Dalton City Council to hear stormwater control plan for the area around West Hill Cemetery on Tuesday

Jan. 16—Stormwater runoff crosses property lines and flows over both public and private property.

That's why efforts to control it, and keep it from eroding property, sometimes have to involve both public and private property and multiple property owners, according to Dalton City Administrator Andrew Parker.

Parker said he and the city's Public Works Department will present the first phase of a plan to control stormwater runoff in the area around West Hill Cemetery, which is called the Walnut North Basin, to City Council members for approval when the council meets Tuesday at 6 p.m. in City Hall.

"In 2021, the council modified our stormwater management ordinance to allow us to work in drainage areas off the city right-of-way under certain conditions," said Parker after a meeting of the city's Finance Committee on Thursday. The committee consists of the members of the City Council.

"In the past, the city had said that if it wasn't in the city right-of-way the city isn't going to do any repairs, maintenance or replacements," Parker said. "But we realized that to create effective solutions to stormwater runoff we can't be limited to the city right-of-way. Stormwater flows off of city property onto private property and back. It flows off of private property onto city property and back."

Anytime a stormwater plan calls for action on private property, the City Council members have to approve the plan.

"That approval allows the city to acquire easements of right-of-way to do that project," Parker said. "For example, in the Walnut North Basin, that water that drains out of the cemetery is conveyed through private property behind some people's houses on Ridge Street, then it comes back into the right-of-way on McFarland Avenue and Franklin Street, then it goes off the right-of-way on Valley Drive, and there's a lot of residents in that area that have struggled for years with stormwater runoff.

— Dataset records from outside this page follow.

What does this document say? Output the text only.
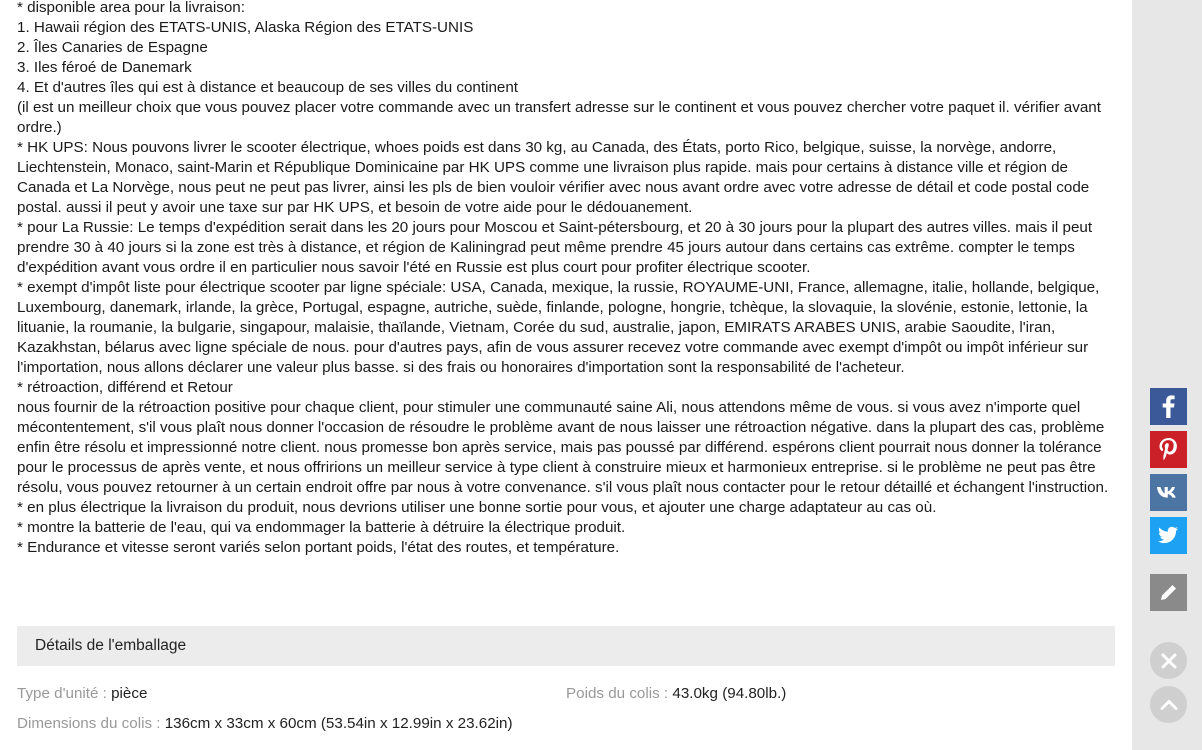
* disponible area pour la livraison:

1. Hawaii région des ETATS-UNIS, Alaska Région des ETATS-UNIS

2. Îles Canaries de Espagne

3. Iles féroé de Danemark

4. Et d'autres îles qui est à distance et beaucoup de ses villes du continent

(il est un meilleur choix que vous pouvez placer votre commande avec un transfert adresse sur le continent et vous pouvez chercher votre paquet il. vérifier avant ordre.)

* HK UPS: Nous pouvons livrer le scooter électrique, whoes poids est dans 30 kg, au Canada, des États, porto Rico, belgique, suisse, la norvège, andorre, Liechtenstein, Monaco, saint-Marin et République Dominicaine par HK UPS comme une livraison plus rapide. mais pour certains à distance ville et région de Canada et La Norvège, nous peut ne peut pas livrer, ainsi les pls de bien vouloir vérifier avec nous avant ordre avec votre adresse de détail et code postal code postal. aussi il peut y avoir une taxe sur par HK UPS, et besoin de votre aide pour le dédouanement.

* pour La Russie: Le temps d'expédition serait dans les 20 jours pour Moscou et Saint-pétersbourg, et 20 à 30 jours pour la plupart des autres villes. mais il peut prendre 30 à 40 jours si la zone est très à distance, et région de Kaliningrad peut même prendre 45 jours autour dans certains cas extrême. compter le temps d'expédition avant vous ordre il en particulier nous savoir l'été en Russie est plus court pour profiter électrique scooter.

* exempt d'impôt liste pour électrique scooter par ligne spéciale: USA, Canada, mexique, la russie, ROYAUME-UNI, France, allemagne, italie, hollande, belgique, Luxembourg, danemark, irlande, la grèce, Portugal, espagne, autriche, suède, finlande, pologne, hongrie, tchèque, la slovaquie, la slovénie, estonie, lettonie, la lituanie, la roumanie, la bulgarie, singapour, malaisie, thaïlande, Vietnam, Corée du sud, australie, japon, EMIRATS ARABES UNIS, arabie Saoudite, l'iran, Kazakhstan, bélarus avec ligne spéciale de nous. pour d'autres pays, afin de vous assurer recevez votre commande avec exempt d'impôt ou impôt inférieur sur l'importation, nous allons déclarer une valeur plus basse. si des frais ou honoraires d'importation sont la responsabilité de l'acheteur.

* rétroaction, différend et Retour

nous fournir de la rétroaction positive pour chaque client, pour stimuler une communauté saine Ali, nous attendons même de vous. si vous avez n'importe quel mécontentement, s'il vous plaît nous donner l'occasion de résoudre le problème avant de nous laisser une rétroaction négative. dans la plupart des cas, problème enfin être résolu et impressionné notre client. nous promesse bon après service, mais pas poussé par différend. espérons client pourrait nous donner la tolérance pour le processus de après vente, et nous offririons un meilleur service à type client à construire mieux et harmonieux entreprise. si le problème ne peut pas être résolu, vous pouvez retourner à un certain endroit offre par nous à votre convenance. s'il vous plaît nous contacter pour le retour détaillé et échangent l'instruction.

* en plus électrique la livraison du produit, nous devrions utiliser une bonne sortie pour vous, et ajouter une charge adaptateur au cas où.

* montre la batterie de l'eau, qui va endommager la batterie à détruire la électrique produit.

* Endurance et vitesse seront variés selon portant poids, l'état des routes, et température.

Détails de l'emballage
Type d'unité : pièce	Poids du colis : 43.0kg (94.80lb.)
Dimensions du colis : 136cm x 33cm x 60cm (53.54in x 12.99in x 23.62in)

"To fix that, we are going to have to work off the right-of-way on pipes that have failed. We are going to have to create some new bypass lines to divert a lot of water back into the right-of-way so that our Public Works crews can maintain the pipes in the right-of-way."

Parker said to do that work, property owners will have to give the city easements to work on their property. And he said the City Council members will have to authorize the city administration to acquire those easements.

Parker said this will be the second project under the new law. The first was the repair of a large sinkhole on Rocky Face Circle last year.

"We had to go through a gentleman's yard to replace a pipe that had completely failed," he said. "We needed an easement to do that work, and the City Council authorized us to obtain that easement."

Parker said if the City Council members approve the plan Tuesday, the city will hold a public information meeting for residents of the neighborhood and others who are interested in early February.

City officials have already begun planning to create new detention ponds in West Hill Cemetery to help control stormwater runoff.

Since 2006 the federal Environmental Protection Agency and the state Environmental Protection Division have required the city to have a stormwater management plan and work to control stormwater runoff. Before that, the city had no stormwater control plan, and officials have said they are dealing with issues across the city that have developed over decades.